Enquanto isso tudo acontecia, minha vida continuava. Na escola, a direção pediu aos outros pais que orientassem seus filhos a não me perguntarem sobre os assédios. Eu já estudava lá há muito tempo e a sensação que tive foi de que tudo permaneceu tudo igual. Quando o MasterChef acabou, de certa forma foi um alívio, porque as coisas em casa começaram a se acalmar.

Alguns meses depois, fui com meus pais à delegacia. Eles me educaram tentando mostrar que a justiça existe e quem nos faz mal deve ser punido. Foi um dia difícil, em que tive que reviver em voz alta cada detalhe. Foi um terror psicológico

Tínhamos prints, nomes e provas de tudo. Gastamos com advogados. E, no final, ouvimos que "a polícia tinha problemas maiores para resolver". Aquilo me deixou chocada. Judicialmente, tudo era crime. Mas nada foi levado para frente. Se nem um dos casos de maior repercussão de assédio na internet era levado a sério, imaginei um fato isolado de outra menina? Para que existem as leis se elas não funcionam? Não entendi na época e sigo com esse questionamento até hoje.

O que eu queria era que a minha vida voltasse ao normal. Muitas coisas boas aconteceram: comecei o meu canal do YouTube e a produzir mais conteúdo para as redes sociais. A partir do MasterChef, minha vida tomou um rumo totalmente diferente. Porém, isso não significa que depois do programa o assédio diminuiu. Ele só foi menos relatado.

Continuo sendo assediada sexualmente todos os dias, como a maioria das mulheres que têm suas redes abertas. Isso está na nossa cola em todos os momentos.

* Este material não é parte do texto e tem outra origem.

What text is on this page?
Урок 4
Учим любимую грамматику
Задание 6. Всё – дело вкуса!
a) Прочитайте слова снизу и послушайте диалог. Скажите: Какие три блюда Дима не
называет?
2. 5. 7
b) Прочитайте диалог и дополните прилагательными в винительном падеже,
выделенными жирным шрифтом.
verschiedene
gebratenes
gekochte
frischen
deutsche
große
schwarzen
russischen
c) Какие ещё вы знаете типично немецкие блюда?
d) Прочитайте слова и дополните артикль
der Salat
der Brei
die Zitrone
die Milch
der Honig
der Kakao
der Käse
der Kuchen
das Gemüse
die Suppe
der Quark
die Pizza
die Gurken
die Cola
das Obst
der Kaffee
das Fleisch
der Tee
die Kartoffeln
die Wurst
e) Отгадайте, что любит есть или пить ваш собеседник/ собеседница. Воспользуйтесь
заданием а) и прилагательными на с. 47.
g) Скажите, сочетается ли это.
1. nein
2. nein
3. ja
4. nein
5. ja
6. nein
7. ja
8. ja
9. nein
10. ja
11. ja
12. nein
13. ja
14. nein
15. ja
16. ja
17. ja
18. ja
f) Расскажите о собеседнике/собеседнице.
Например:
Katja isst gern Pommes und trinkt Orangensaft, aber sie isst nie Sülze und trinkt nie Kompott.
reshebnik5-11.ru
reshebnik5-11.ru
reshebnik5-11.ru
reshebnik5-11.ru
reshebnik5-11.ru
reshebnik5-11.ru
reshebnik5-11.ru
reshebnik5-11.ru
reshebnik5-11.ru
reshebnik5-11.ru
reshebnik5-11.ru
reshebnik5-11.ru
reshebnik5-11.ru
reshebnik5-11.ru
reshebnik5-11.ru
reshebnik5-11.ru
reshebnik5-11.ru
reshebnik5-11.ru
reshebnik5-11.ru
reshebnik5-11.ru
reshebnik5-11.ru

Mesmo quando posto uma foto e penso: 'Nessa estou de gola alta, até meu pescoço está coberto', vem alguém e fala do formato do meu rosto, dos seios. É um infinito, não acaba nunca

"Senti uma raiva generalizada de tudo"

Com o passar dos anos, minha confusão se transformou em vários sentimentos. No comecinho, tive medo de que as pessoas da internet se transformassem em pessoas reais, que pudessem machucar a mim e minha família. Depois, senti uma raiva generalizada de tudo e todos que estavam envolvidos. Passei a ter muito nojo de situações assim.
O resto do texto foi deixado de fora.